The Duel That Spanned The Ages Review

I play-tested an earlier version of this game, although I didn’t finish it then.  No walkthrough; I got stuck.

(Please provide your beta-tester with a walkthrough.  This is Conrad’s law of the unsavvy beta-tester.)

Anyway, as a long-term newbie to the field of IF, I’ll say that every now and then this author conveys that he’s a newbie.  He slips into cliche, with Space Marines shouting, “Go, go, go!”; there’s something a little young in his attitude toward war-toys; in the hints/about file, he’s over-chatty.

With all that said, this is an impressive game.  It works.  And, paricularly from a newbie, it’s damn impressive.

The game is a bit like Alien II, with a Space Marine hero, an abandoned slaughtered space outpost, a goodly number of corpses, and some alien critters who must be fought off and avoided.

There are some minor troubles here and there.  I had understood that the power was out in this complex you’re in; at some point, you find an elevator with the doors stuck open.  But this doesn’t mean it doesn’t work; that’s just how space elevators park, apparently.

That’s not a spoiler, by the way, because it’s not supposed to be a puzzle.  But see, this is why I have trouble with IF.  It doesn’t occur to me that the elevators are working.

There’s a more serious problem in the pacing of the game, in the beginning.  We have a long, looong cut-scene introduction.  Three densely-written screens of text that, as it turns out, have really no bearing on the game.

Then that’s followed by a brief intro scene, in which something happens that the player might want to have some agency over or say about, and which he has no say about or agency over.  So, why is it interactive?

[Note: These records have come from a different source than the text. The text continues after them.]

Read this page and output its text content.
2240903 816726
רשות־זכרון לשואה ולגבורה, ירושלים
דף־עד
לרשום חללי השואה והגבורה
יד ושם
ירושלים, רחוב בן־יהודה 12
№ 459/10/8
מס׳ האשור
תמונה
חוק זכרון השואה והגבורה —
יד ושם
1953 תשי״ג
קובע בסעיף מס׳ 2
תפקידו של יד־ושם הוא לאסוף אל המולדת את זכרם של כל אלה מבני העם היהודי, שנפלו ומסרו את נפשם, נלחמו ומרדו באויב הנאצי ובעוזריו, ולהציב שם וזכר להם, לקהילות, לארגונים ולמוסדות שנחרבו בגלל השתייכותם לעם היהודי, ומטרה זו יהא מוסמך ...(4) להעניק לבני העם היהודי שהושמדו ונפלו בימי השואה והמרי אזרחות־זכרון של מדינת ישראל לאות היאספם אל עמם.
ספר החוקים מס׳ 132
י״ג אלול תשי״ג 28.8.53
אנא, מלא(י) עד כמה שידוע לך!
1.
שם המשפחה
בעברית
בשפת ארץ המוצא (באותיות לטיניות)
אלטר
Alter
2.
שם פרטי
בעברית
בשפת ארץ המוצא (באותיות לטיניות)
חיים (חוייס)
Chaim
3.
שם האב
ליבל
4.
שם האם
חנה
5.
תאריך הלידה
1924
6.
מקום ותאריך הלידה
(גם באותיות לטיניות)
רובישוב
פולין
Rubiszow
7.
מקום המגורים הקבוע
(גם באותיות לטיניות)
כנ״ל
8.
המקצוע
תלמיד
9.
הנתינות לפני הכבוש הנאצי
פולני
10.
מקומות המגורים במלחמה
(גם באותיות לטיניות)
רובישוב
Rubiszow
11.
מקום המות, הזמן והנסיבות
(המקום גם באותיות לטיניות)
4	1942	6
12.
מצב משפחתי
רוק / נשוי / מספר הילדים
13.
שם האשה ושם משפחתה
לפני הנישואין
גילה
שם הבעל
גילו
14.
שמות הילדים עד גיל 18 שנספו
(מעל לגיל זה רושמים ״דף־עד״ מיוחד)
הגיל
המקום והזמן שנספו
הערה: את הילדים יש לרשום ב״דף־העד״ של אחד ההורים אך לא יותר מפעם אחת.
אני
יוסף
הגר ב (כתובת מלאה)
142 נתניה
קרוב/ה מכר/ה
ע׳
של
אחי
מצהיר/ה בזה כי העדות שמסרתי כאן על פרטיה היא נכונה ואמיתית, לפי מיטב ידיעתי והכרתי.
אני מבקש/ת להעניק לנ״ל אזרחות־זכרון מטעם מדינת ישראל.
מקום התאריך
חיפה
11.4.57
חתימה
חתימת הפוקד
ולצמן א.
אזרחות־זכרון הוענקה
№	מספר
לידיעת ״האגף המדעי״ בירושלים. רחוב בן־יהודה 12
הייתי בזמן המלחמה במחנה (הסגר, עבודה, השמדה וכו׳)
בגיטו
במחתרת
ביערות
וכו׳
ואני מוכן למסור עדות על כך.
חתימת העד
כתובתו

Also, if you’re starting out, you’re strongly encouraged to type ABOUT; and if you do, you’ll find a more elaborate ABOUT menu than usual, in which you can fritter away a good deal of time.  And that’s a problem, especially with the two intros, because it sucks away your gumption.

It’s actually a very fast, actiony, combatty game — which is very impressive to me, since this is generally considered to be something IF doesn’t do well.  I think we’re really starting to see a new kind of game emerge, and _Duel of the Ages_ convinced me that action IF is possible.

There’s not enough backstory — we end up with something a bit like the X-Files, with the equivalents of those scenes where guys hanging out in smoke-filled rooms have conversations like:

“Do you think he’ll have to be … eliminated?”

“I don’t know … yet.”

— but the author never gets around to revealing what’s actually going on.

Here are some rules (of thumb), adapted from classical fiction to IF:

* Keep teasers short.  A non-interactive scene that has no bearing on the PC’s immediate initial situation — the kind of thing that would in a fantasy novel be an all-in-italics prologue about a woman in the wilderness giving birth to a child and dying — really shouldn’t go more than one screen; that is, three mid-length paragraphs.

* Put flashbacks in only after the action is under way.  In this case, that would mean the scene in the bar should come just before the part with the crater.

* By a third of the way through the story, the main character should have a good idea what’s going on.  By two-thirds, he should know almost everything, and be facing a Nearly Impossible Task.  Just before the ending — almost too late — you can throw in the Last Piece of Critical Information.

* Flashbacks should have at least token interactivity.  Even if the author can’t change the way the scene ends, he should be able to alter the way it plays out.  The flashback in the _Duel in the Snow_ got this right (although true interactivity — agency over the flashback outcome — is better).

Ok, that last one is adapted from something I read on the internet, about IF.  It’s adapted to flashbacks, that is.  In other words, they should work the way scenes do.

The basic idea in _Duel of the Ages_ is clear — we play a Space Marine who becomes an unwitting pawn in the cosmic chess game between forces of Good and Ee-vil, each played by an alien species.  And meanwhile we also had the “ignorant humans trespass where they don’t belong and unleash something terrible” idea, also without the story ever being told.

Now, in the second case having that story go untold works, because you’re presented with evidence making it clear how the events played out.  At least in outline.  And it’s funny, because at some point you find a voice recording that contains the diary of one of the slaughtered humans — but the contents are unimportant.  There’s no Blair Witch deal going on, starting with “We found an object with an interesting set of heiroglyphics today,” going through, “Jane has been acting oddly,” and ending with, “Oh my God they’re everywhere!”  The voice recorder is important for a totally different reason.

But the first case is a problem.  We never really get the back-story.  It’s never made clear how the game of cosmic chess and the flashback connect to the Space Marine.  And that’s a problem because what we’re left with are dis-united narratives.  The author doesn’t need to tell us everything, but if there’s a frame story he must establish it, and its connection to our story.

I’d encourage the author to continue reading up on (classical) fiction writing, and to experiment with giving his scenes, or problems, more than one solution.

Overall, a good entry, very impressive for the way it handles action sequences and for the general creepiness of tone.